Referring to Mr. Giuliani, he added: “Clearly things that were done in that time period have to be looked at so we can learn from our mistakes. Whether he should testify or somebody else I don’t know.”
Rep. Edolphus Towns of Brooklyn, who convened yesterday’s hearing on Capitol Hill, said he would hold another one in New York. “Whoever can shed some light on this I think we need to talk to,” he said.
The Giuliani campaign declined comment last night.
Digging into the Giuliani administration’s response could put Mrs. Clinton in the potentially awkward position of interrogating aides to a potential presidential rival. It could also undermine what has been Mr. Giuliani’s chief asset in his own White House bid. “It goes to Giuliani’s narrative of pre- and post-9/11 hero,” a political science professor at Baruch College, Douglas Muzzio, said.

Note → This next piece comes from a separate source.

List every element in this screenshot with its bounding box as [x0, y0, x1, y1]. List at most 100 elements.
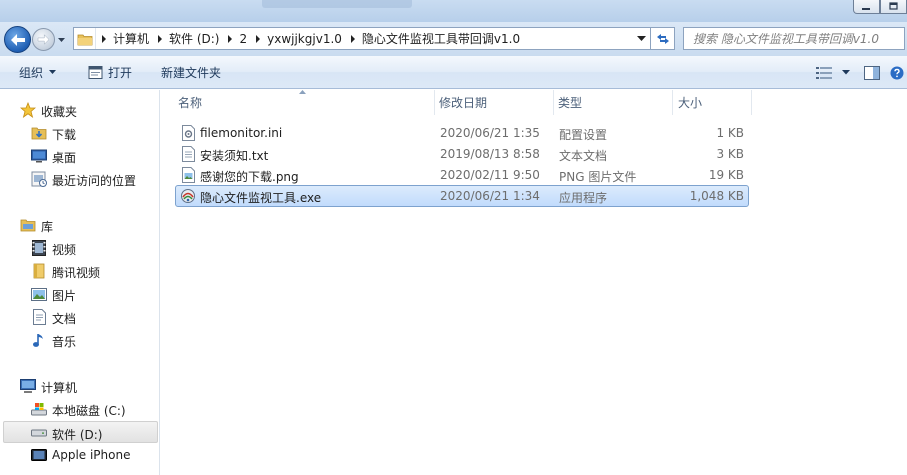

Mr. Muzzio offered this advice to Mrs. Clinton: “Take the high road.”
Taking direct shots at Mr. Giuliani’s leadership would be risky, he said. “It’s not smart strategy. It’s too early.”
At the hearing yesterday, two current deputy mayors, Edward Skyler and Linda Gibbs, urged lawmakers to allocate $1 billion through 2011 for monitoring and treatment programs related to September 11, as well as to transfer another $1 billion to a victims’ compensation fund, so the city will not have to contest lawsuits brought by ground zero workers. The funding request stemmed from recommendations issued earlier this year by a mayoral panel.
President Bush requested $25 million for the programs in his 2008 budget, and an assistant secretary for health and human services, Dr. John Agwunobi, disputed city claims that the current federal funding will run out before the end of this fiscal year.